I am so amused, and I can hear you singing that in my head. ^_^
Kelladyjoust on September 8th, 2004 06:42 pm (UTC)
::squishes her shiny foo::

thank you, sweetling! I was really proud of that one; the b'ys loved it, too.
Jobs, baby, Jobs!picoland on September 7th, 2004 06:03 pm (UTC)
you're hardcore.....
I dig that.

gotta watch father of the pride MAre's pulling me away...

Kendallmilfsrus on September 8th, 2004 06:56 am (UTC)
I'm Giggling cause I got to lick Maid Marion. I had planned that since Saturday. Thinking that it would be the ultimate ick. And your response was great! Hmmmmm maybe now I know why Killmore doesn't like Marion. Jilted maybe!

By the by I also have an 800 mg Advil that has your name on it if you need.
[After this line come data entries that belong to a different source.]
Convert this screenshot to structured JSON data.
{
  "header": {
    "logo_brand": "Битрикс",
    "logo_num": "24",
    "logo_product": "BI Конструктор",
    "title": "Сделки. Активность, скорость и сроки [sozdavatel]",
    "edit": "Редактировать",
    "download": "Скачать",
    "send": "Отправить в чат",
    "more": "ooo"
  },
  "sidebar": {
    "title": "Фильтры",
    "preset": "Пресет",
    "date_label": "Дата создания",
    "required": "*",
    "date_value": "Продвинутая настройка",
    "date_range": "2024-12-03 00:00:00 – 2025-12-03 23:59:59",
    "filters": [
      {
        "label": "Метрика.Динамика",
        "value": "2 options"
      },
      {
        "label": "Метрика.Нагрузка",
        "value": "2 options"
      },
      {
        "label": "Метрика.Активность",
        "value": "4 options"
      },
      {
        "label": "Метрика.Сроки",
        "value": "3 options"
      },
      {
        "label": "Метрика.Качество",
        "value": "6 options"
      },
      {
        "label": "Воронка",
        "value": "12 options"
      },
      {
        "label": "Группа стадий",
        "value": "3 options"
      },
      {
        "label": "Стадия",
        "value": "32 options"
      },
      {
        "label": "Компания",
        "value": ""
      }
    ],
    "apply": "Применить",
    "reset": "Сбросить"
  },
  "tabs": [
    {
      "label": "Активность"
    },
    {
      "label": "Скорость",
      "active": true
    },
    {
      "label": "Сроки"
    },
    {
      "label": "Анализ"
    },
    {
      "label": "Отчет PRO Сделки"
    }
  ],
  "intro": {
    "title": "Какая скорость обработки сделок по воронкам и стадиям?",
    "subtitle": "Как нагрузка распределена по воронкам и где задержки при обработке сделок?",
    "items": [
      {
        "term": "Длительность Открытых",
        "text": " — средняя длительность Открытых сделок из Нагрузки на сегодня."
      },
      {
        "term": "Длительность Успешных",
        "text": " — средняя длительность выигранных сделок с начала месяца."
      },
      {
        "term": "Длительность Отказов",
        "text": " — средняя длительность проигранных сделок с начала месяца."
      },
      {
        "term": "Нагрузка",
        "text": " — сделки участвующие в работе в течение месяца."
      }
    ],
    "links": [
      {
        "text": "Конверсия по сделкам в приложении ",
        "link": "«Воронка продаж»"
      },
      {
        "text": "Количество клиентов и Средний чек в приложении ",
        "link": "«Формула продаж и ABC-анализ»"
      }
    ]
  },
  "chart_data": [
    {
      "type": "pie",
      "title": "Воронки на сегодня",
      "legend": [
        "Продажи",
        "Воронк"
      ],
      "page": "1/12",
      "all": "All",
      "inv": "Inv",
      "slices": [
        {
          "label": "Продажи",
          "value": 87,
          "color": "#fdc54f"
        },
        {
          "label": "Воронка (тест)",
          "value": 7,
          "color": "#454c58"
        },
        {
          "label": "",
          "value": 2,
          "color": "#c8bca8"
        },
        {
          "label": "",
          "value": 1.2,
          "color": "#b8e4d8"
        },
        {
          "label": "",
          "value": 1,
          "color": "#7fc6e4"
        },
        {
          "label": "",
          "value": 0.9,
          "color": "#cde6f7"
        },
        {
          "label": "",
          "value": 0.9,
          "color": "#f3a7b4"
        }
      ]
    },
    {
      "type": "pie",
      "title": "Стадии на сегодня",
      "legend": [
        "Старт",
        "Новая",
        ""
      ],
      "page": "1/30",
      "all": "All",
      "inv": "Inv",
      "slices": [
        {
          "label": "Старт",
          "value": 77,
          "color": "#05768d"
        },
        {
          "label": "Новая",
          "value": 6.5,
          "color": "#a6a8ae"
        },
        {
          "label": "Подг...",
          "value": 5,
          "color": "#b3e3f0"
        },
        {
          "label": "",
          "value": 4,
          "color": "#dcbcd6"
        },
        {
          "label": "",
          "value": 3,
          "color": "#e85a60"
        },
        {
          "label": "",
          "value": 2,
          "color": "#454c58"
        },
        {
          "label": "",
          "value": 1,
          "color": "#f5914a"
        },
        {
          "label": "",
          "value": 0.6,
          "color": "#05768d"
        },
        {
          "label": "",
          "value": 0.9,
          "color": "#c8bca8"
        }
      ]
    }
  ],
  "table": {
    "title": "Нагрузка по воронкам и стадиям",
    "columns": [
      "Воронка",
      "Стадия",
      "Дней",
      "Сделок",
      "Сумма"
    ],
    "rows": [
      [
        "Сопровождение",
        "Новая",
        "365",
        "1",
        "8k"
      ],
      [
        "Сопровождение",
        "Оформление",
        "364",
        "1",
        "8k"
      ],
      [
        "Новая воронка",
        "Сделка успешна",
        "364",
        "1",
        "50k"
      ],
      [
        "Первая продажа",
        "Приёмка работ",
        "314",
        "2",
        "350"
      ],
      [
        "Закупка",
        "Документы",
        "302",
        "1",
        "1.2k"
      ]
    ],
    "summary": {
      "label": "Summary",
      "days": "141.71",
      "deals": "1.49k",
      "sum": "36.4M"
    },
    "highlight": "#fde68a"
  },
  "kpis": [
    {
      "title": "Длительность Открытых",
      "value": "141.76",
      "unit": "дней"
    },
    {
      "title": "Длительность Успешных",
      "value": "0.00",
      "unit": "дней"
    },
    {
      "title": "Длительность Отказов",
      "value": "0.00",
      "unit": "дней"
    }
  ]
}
Jaredcrimsontom on September 8th, 2004 09:12 am (UTC)
And now I understand the "She tastes good!" comment from the chess board! HA!
kelleymck on September 8th, 2004 10:13 am (UTC)
you yelling at Lewis after getting stepped on was possibly THE most bad ass thing I have ever witnessed
ptimonyptimony on September 8th, 2004 02:28 pm (UTC)
Kelly, whenever I get injured at Faire, I like to think, "The jousters will be so proud of me!"

Kelladyjoust on September 8th, 2004 02:30 pm (UTC)
Kelladyjoust on September 8th, 2004 06:43 pm (UTC)
And you have to know how happy it makes me to hear you say that!!!!